4 Results and Discussion

We tested our model by comparing it with the original U-Net architecture (one decoder, three classes), and with another model similar to the U-Net but with two decoding modules. We refer to these latter networks as U-Net and U-Net2; we trained them with the same strategy as our proposed network. Sensitivity and specificity were measured pixel-wise and averaged over the test set. Tables 2 and 3 provide the segmentation performance results. The quality of the segmentation was also evaluated in a patch-wise manner, as this corresponds to what the network actually “sees”. Patches were of size \(400\times 400\). We averaged the \(\kappa \) and the Dice coefficient s, measured per patch, to get averages per image \(\kappa _{image}\) and \(s_{image}\). To get global values, we then averaged each \(\kappa _{image}\) and \(s_{image}\) over the entire test set (see Tables 4 and 5).

Table 2. Pixel-wise sensitivity
Table 3. Pixel-wise specificity
Table 4. \(\kappa \) coefficient measured on a patch-based level.
Table 5. Dice coefficient measured on a patch-based level.

The results are encouraging with regard to the proposed network’s segmentation performance in comparison with both U-Net and U-Net2. The U-Net gave satisfactory results in bright lesions segmentation but was completely unable to predict red lesions. This gives strong support in favor of multitasking, as specialized branches appear to be able to capture features that a single branch cannot (at least for the same number of training epochs). Nonetheless, we also observe that our results tend to globally worsen with the CRFs. Visual inspection shows that the CRFs tend to add tiny false positive red lesions, near the vessels. In addition, the CRFs are well suited for hard exudates but tend to miss the boundaries of soft ones. The inference time was approximately 1 s per image, running on NVIDIA GTX 1070 Ti hardware. Obtaining a fast and complete segmentation of the image constitutes an important first step toward our ultimate goal of constituting an extensive, fully labelled fundus image database. This process will be greatly accelerated using our model. We also plan to assess the capacity of grading DR using features obtained directly from the encoding module and output segmentation results.
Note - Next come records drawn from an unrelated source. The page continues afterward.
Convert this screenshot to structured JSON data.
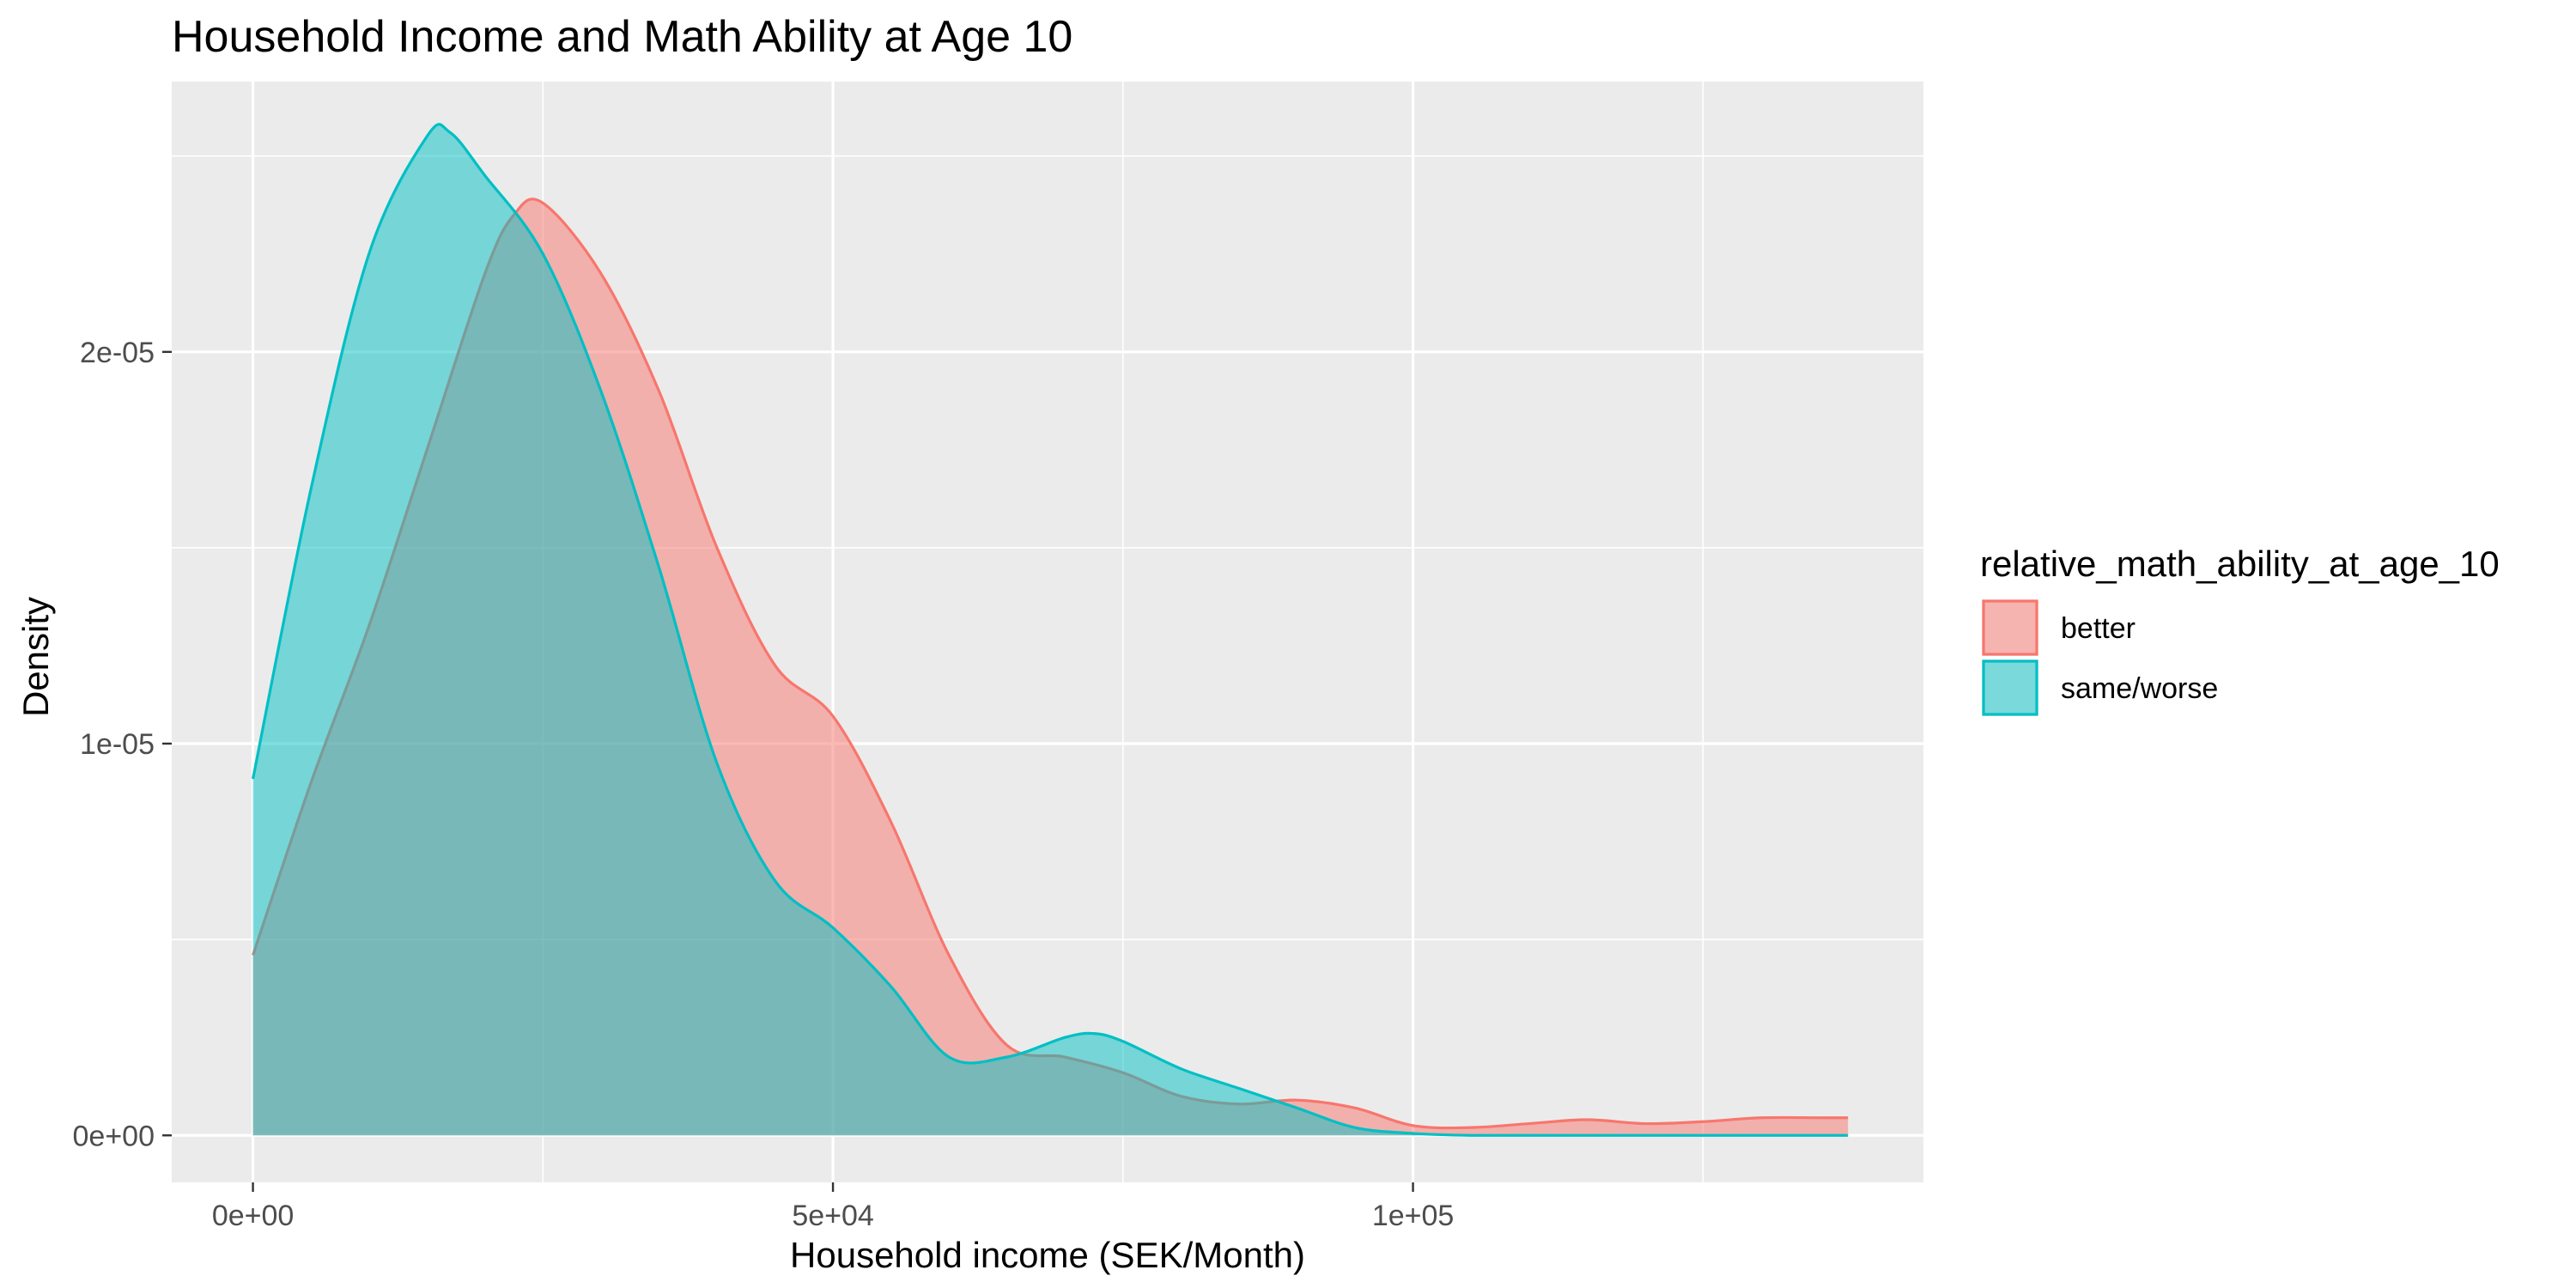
{
  "chart_data": {
    "type": "area",
    "subtype": "density",
    "title": "Household Income and Math Ability at Age 10",
    "xlabel": "Household income (SEK/Month)",
    "ylabel": "Density",
    "xlim": [
      -7000,
      144000
    ],
    "ylim": [
      -1.2e-06,
      2.69e-05
    ],
    "x_ticks": [
      {
        "value": 0,
        "label": "0e+00"
      },
      {
        "value": 50000,
        "label": "5e+04"
      },
      {
        "value": 100000,
        "label": "1e+05"
      }
    ],
    "y_ticks": [
      {
        "value": 0,
        "label": "0e+00"
      },
      {
        "value": 1e-05,
        "label": "1e-05"
      },
      {
        "value": 2e-05,
        "label": "2e-05"
      }
    ],
    "x_minor_breaks": [
      25000,
      75000,
      125000
    ],
    "y_minor_breaks": [
      5e-06,
      1.5e-05,
      2.5e-05
    ],
    "grid": true,
    "legend": {
      "title": "relative_math_ability_at_age_10",
      "position": "right"
    },
    "series": [
      {
        "name": "better",
        "color": "#F8766D",
        "fill": "#F8766D",
        "fill_opacity": 0.5,
        "x": [
          0,
          5000,
          10000,
          15000,
          20000,
          22500,
          25000,
          30000,
          35000,
          40000,
          45000,
          50000,
          55000,
          60000,
          65000,
          70000,
          75000,
          80000,
          85000,
          90000,
          95000,
          100000,
          105000,
          110000,
          115000,
          120000,
          125000,
          130000,
          135000,
          137500
        ],
        "values": [
          4.6e-06,
          9e-06,
          1.3e-05,
          1.75e-05,
          2.2e-05,
          2.35e-05,
          2.38e-05,
          2.2e-05,
          1.9e-05,
          1.5e-05,
          1.2e-05,
          1.07e-05,
          8e-06,
          4.6e-06,
          2.3e-06,
          2e-06,
          1.6e-06,
          1e-06,
          8e-07,
          9e-07,
          7e-07,
          2.5e-07,
          2e-07,
          3e-07,
          4e-07,
          3e-07,
          3.5e-07,
          4.5e-07,
          4.5e-07,
          4.5e-07
        ]
      },
      {
        "name": "same/worse",
        "color": "#00BFC4",
        "fill": "#00BFC4",
        "fill_opacity": 0.5,
        "x": [
          0,
          5000,
          10000,
          15000,
          17000,
          20000,
          25000,
          30000,
          35000,
          40000,
          45000,
          50000,
          55000,
          60000,
          65000,
          70000,
          72500,
          75000,
          80000,
          85000,
          90000,
          95000,
          100000,
          105000,
          110000,
          115000,
          120000,
          125000,
          130000,
          135000,
          137500
        ],
        "values": [
          9.1e-06,
          1.65e-05,
          2.25e-05,
          2.55e-05,
          2.56e-05,
          2.45e-05,
          2.25e-05,
          1.9e-05,
          1.45e-05,
          9.5e-06,
          6.5e-06,
          5.3e-06,
          3.8e-06,
          2e-06,
          2e-06,
          2.5e-06,
          2.6e-06,
          2.4e-06,
          1.7e-06,
          1.2e-06,
          7e-07,
          2e-07,
          5e-08,
          0,
          0,
          0,
          0,
          0,
          0,
          0,
          0
        ]
      }
    ]
  }
}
Indeed, the inferior results of the basic U-Net as compared to the multi-task networks suggests that in those, encoded features are highly representative of the abnormalities observed in the images.

Fig. 4.
figure 4

Some results showing good performance overall but with over-segmentation of red lesions (false positives). One source of errors (observable in the first image) comes from laser coagulation marks, similar to small hemorrhages.

5 Conclusion

We have proposed a novel CNN architecture to jointly segment bright and red lesions in fundus images. We have highlighted the value of a multitask learning approach, as opposed to single task classification. The present work opens the door to many possibilities, from clinical assistance (computer-assisted lesion identification) to DR grading methods that do not rely on a “black-box” approach.